筑波山神社での写真

※以下は、拙著旧ブログのテクスト再録([Kotto Blog]2011年3月8日付「筑波山神社での写真」より)。

【男体山コマ展望台付近にて】
 筑波山の男体山の頂上をケーブルカーで登るには、中途、「筑波山神社」の境内を通り過ぎなければいけません。
 1981年の春であったか、小学3年生(8歳)だった私は、学年の遠足で筑波山に登っています。この時往路は女体山にあるロープウェーで登り、徒歩で男体山へ、頂上の「コマ展望台」のレストランで昼食、そして復路はケーブルカーで降り、筑波山神社にてクラス毎の記念写真撮影、という行程でした。
 当時、小学校では、学校行事の際のスナップ写真は、撮影された厖大な写真サンプルの中から欲しい写真(大抵は自分が写っている写真)を選択し、その枚数分だけ写真代を払うという仕組みでした。神社での記念写真は間違いなくプロのカメラマンが撮影していますが、各場所での児童のスナップ写真もかなりうまい具合に(ほぼ全ての児童がどこかで必ず写っているように計算されて)撮られているので、地元の写真屋さんのプロが同行して撮ったのかも知れません。押し入れにしまい込まれていたフォトアルバムには、この時の筑波山遠足の写真が十数枚ほど貼られていました。
【今回撮影した筑波山神社の石段】
 先週、筑波山神社を訪れたとき、本殿の手前にある急斜面の石段で、当時の記念写真が撮られたことを憶えていたので、同じような構図で自分も撮ってみました(Olympus E-P2で撮影)。
 こうして二つの写真を見比べてみると、非常に面白いのです。
 まず気づいたのは、1981年当時にはなかった、本殿の真鍮製の鐘。色ツヤからしてかなり新しいものと思われます。それから、石段上の欄干が比較的新しいこと。“筑波山神社”という赤い字が加えられており、より格調高く感じられます。
【1981年の遠足で撮影】
 石段の一つ一つはまったく当時のままのようで、最前段の石組の割れ具合もそのままです。当たり前の話ですが今の方が苔生していて、かなり古びた印象です。

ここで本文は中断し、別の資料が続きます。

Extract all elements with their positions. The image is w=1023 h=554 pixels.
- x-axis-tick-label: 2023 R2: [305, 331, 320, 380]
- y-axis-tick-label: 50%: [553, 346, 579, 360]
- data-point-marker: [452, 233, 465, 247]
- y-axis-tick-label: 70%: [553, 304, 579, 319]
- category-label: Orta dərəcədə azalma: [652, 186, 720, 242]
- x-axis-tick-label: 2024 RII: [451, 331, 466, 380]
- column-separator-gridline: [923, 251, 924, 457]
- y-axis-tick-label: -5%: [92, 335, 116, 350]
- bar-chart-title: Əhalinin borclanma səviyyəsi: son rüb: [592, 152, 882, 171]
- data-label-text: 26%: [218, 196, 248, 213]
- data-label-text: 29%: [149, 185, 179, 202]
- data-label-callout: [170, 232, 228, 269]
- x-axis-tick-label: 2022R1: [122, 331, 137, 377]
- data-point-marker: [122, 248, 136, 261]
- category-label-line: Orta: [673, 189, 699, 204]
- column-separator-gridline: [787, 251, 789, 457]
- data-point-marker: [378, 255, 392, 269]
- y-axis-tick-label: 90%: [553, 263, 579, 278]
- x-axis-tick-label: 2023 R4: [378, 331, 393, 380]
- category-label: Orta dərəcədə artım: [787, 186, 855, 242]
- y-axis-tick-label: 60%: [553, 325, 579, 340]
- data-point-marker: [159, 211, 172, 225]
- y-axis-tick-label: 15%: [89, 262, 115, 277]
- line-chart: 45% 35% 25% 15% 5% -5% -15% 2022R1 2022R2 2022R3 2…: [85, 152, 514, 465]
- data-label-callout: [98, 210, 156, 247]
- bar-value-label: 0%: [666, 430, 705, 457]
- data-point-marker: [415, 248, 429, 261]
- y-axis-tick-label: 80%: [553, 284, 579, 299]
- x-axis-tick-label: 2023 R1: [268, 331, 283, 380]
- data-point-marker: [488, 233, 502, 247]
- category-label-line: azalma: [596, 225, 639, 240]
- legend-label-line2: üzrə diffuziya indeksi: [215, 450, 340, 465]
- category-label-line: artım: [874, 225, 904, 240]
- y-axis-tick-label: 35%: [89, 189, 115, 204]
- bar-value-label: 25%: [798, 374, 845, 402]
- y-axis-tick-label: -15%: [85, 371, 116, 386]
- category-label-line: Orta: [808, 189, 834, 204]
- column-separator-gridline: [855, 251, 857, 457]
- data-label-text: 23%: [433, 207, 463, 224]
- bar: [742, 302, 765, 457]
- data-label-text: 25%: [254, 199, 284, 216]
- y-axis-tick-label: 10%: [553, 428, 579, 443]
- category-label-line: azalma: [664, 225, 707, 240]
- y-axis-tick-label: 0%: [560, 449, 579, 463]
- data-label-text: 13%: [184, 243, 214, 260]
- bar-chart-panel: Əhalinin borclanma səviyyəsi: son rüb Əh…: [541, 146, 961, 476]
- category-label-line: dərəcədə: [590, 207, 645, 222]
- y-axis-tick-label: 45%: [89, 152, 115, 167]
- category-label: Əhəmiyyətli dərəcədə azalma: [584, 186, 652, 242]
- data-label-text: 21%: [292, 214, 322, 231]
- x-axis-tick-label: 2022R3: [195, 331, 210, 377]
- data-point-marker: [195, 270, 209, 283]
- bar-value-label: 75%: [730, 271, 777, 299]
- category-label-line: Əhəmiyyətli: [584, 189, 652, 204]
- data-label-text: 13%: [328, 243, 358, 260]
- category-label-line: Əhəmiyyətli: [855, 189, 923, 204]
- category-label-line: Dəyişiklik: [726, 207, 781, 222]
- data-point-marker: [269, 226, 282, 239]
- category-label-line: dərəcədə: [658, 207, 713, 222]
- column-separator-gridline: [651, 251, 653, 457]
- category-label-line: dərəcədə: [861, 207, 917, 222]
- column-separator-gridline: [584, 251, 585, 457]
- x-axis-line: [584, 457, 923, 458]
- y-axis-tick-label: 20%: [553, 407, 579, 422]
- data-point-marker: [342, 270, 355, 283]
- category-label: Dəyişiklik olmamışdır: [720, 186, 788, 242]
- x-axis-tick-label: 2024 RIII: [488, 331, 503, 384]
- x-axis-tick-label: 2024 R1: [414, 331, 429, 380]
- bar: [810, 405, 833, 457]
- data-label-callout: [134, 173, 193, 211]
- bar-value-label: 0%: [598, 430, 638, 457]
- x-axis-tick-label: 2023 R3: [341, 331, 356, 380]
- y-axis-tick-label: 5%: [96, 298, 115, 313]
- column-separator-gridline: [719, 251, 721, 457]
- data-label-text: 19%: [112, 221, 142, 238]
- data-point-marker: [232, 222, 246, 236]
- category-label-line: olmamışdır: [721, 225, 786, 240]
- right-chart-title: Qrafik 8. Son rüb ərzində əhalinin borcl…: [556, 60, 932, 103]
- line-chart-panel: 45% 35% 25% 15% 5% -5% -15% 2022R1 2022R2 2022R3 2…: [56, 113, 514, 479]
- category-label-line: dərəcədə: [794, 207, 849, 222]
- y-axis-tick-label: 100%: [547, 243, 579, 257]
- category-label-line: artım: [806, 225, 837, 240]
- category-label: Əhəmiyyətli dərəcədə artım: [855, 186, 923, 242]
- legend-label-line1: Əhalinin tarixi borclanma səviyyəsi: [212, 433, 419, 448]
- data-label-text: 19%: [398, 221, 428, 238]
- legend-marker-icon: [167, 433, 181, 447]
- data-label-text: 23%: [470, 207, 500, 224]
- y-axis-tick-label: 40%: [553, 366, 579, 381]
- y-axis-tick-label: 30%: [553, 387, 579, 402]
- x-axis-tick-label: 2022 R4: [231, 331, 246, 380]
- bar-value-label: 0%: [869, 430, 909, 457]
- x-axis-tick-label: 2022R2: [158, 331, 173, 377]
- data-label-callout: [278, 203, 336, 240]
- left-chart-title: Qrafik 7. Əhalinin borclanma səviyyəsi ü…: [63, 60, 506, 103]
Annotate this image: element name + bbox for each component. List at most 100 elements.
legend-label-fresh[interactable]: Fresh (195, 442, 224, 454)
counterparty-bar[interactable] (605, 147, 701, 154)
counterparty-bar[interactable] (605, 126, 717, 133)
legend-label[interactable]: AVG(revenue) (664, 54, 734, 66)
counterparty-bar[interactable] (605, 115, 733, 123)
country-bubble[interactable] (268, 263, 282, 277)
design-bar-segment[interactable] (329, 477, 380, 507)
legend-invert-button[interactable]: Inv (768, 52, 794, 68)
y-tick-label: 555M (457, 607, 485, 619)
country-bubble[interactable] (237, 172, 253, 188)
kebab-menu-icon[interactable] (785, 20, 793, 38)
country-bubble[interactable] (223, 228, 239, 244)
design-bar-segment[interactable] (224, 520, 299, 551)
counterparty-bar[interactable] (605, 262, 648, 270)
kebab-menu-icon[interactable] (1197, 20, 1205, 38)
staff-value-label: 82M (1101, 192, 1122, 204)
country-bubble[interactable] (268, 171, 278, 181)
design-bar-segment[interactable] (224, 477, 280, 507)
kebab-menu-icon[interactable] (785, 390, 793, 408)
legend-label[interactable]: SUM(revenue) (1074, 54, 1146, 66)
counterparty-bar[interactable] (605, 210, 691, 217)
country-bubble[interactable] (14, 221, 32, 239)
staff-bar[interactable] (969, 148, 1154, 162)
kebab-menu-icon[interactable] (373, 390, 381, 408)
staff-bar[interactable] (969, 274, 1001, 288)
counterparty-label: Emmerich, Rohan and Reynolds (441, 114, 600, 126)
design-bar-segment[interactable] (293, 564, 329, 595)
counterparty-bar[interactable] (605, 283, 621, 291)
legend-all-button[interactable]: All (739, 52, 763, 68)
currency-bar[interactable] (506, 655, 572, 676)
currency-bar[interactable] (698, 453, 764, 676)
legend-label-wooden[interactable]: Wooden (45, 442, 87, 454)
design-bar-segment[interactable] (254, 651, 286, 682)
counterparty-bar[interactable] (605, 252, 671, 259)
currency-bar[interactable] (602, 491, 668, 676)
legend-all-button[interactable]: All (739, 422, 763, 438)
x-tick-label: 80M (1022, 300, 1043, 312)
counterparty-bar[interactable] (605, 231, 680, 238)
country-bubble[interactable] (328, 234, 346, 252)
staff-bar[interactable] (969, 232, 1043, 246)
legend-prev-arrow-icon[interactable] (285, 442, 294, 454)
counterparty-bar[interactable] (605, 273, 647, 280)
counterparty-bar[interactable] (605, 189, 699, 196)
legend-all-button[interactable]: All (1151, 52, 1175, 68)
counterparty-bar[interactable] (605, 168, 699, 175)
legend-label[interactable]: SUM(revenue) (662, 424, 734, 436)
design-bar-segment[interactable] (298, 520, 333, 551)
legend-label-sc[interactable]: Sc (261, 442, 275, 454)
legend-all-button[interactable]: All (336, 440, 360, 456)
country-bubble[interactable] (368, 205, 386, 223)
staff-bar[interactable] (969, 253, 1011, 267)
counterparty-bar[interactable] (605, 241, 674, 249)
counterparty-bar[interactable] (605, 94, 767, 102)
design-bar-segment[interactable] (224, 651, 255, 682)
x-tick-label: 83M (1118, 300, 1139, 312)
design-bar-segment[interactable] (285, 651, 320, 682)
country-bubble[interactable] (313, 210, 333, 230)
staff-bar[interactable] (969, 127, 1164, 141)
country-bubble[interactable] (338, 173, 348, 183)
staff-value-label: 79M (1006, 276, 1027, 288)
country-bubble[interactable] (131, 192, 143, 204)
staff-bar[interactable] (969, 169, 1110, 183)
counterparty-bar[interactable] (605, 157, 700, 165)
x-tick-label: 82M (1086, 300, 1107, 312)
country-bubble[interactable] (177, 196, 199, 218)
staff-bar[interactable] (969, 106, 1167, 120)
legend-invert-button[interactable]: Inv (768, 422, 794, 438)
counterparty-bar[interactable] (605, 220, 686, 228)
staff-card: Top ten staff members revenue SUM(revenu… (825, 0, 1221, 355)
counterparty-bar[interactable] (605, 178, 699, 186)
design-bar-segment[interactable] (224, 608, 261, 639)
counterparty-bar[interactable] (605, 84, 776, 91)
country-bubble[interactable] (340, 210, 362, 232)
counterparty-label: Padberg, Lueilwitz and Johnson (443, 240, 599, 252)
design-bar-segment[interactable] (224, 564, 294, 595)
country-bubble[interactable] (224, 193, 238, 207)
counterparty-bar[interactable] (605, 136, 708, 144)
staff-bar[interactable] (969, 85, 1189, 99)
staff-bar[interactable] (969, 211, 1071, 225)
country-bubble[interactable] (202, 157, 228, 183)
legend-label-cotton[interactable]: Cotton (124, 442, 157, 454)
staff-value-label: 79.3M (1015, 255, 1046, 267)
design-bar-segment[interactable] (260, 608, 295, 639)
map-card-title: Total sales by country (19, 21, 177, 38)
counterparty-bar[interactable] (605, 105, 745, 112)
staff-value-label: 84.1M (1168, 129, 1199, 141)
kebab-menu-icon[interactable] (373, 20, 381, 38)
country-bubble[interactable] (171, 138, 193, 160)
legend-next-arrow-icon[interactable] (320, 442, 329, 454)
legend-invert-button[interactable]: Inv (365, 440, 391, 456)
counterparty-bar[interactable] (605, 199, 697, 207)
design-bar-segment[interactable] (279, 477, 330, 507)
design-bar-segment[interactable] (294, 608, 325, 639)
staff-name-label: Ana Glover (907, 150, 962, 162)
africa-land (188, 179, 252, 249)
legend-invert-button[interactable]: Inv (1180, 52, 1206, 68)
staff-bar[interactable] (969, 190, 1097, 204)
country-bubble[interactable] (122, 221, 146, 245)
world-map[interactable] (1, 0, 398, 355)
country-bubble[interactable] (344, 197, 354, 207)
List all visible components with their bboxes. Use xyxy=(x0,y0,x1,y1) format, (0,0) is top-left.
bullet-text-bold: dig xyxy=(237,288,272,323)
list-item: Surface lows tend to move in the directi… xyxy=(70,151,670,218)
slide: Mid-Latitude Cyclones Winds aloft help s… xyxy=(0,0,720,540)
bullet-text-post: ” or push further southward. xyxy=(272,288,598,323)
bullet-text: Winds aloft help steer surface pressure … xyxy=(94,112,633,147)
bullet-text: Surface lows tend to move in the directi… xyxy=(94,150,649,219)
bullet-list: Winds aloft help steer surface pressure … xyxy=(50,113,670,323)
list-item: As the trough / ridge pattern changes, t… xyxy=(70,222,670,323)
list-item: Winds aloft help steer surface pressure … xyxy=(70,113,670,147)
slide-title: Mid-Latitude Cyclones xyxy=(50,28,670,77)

 ところで、この画像からは判別できないと思いますが、記念写真の方の、つまり古い方の欄干には、“東京新吉原 山田喜久次郎”と記されています。欄干を寄進した人物――と受け取るべきその人物は一体誰なのか?
 調べたところ、それは明治から昭和にかけての浅草の興行師であることがわかりました。出身が茨城県の常陸、ということで合点がいきました。『鉄砲喜久一代記―明治・大正・昭和を駆け抜けた快男子』(油棚憲一著・福昌堂)という本があるようです。何か非常に面白い人物であるような気がします。